Objective: The irregular growth and proliferation of cells in the brain and skull is named brain tumor, which is a special serious type of tumor due to its location. Nowadays, brain tumor is diagnosed by using imaging techniques such as computed tomography, positron emission tomography, single photon emission computed tomography, infrared imaging, magnetic resonance imaging (MRI), and functional MRI. However, these methods are not affordable to be used as screening tests. In contrast, electroencephalography has the ability of measuring biological signals, and it is a cost-effective and non-dangerous tool, being feasible to be used for screening purposes. The aim of this research was to evaluate the possibility of brain tumor detection, using functional connectivity features extracted from steady-state visually evoked potentials of eight brain tumor patients and four healthy control participants.
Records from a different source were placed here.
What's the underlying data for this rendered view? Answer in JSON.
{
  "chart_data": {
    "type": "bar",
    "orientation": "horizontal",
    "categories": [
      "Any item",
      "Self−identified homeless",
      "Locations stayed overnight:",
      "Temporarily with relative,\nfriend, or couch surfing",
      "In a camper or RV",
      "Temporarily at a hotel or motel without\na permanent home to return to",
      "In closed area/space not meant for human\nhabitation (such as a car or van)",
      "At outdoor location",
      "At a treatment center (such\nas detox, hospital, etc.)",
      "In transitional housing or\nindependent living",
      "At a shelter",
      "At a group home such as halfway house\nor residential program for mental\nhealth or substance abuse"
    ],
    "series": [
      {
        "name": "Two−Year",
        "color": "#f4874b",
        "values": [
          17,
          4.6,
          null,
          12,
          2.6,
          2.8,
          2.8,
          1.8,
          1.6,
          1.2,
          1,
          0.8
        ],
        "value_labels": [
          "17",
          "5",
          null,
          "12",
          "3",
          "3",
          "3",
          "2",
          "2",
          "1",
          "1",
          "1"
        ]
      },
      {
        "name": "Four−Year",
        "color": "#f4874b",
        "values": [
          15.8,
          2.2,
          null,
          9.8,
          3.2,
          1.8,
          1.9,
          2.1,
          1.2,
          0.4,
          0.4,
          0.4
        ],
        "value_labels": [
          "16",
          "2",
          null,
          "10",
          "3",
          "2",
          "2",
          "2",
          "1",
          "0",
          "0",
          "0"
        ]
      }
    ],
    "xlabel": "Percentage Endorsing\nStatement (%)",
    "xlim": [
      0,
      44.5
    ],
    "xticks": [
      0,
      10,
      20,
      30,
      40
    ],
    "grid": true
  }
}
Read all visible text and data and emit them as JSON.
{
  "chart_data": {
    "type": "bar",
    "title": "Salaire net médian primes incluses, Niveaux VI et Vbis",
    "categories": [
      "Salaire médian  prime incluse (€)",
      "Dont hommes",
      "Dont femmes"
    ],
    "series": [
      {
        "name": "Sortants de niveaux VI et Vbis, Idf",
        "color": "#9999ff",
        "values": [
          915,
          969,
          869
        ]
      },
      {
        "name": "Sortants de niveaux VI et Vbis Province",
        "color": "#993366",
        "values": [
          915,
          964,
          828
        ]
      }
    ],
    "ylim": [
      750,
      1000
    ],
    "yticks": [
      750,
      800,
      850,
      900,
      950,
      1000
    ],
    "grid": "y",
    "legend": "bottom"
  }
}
Methods: For this purpose, after preprocessing, phase lag index was calculated as a functional connectivity measure. Afterward, four of the channels were chosen as the selected nodes, based on the highest number of strong connectivity (top 5%) as well as the most significant ones. The selected nodes were O1, O2, P3, and P4. As a final step, node strength was calculated for these selected nodes, which was used to classify the samples in the two groups, using Naïve Bayes, discriminant analysis (DA), k-nearest neighbors, support vector machines, and logistic regression methods.
Results: The highest accuracy of 89.6% was obtained by using a DA classifier. This result shows that, in fact, brain tumor has the ability of changing brain functional connectivity.
Conclusion: As the physiological alterations may occur sooner than the anatomical ones in tumor onset, detection of these alterations may be a useful measure for early diagnosis of this disease. This is still a primary study, but with the possibility of leading to further research, which can lead to the development of a method for the screening and early detection of brain tumor.
Imaging modalities are often used to diagnose brain tumors. However, these approaches are cost prohibitive for screening tests. Electroencephalography, a method that measures biological signals from the brain, on the other hand, is cost-effective, non-dangerous, and non-invasive, making it an ideal screening tool. The goal of this study is to analyze whether functional connectivity patterns taken from Steady-State Visually Evoked Potentials may be used to detect brain tumors at early stages. Since physiological changes occur before anatomical ones in tumor development, monitoring these alterations could be a useful tool to screen high-risk individuals, and also to an early diagnosis of the disease.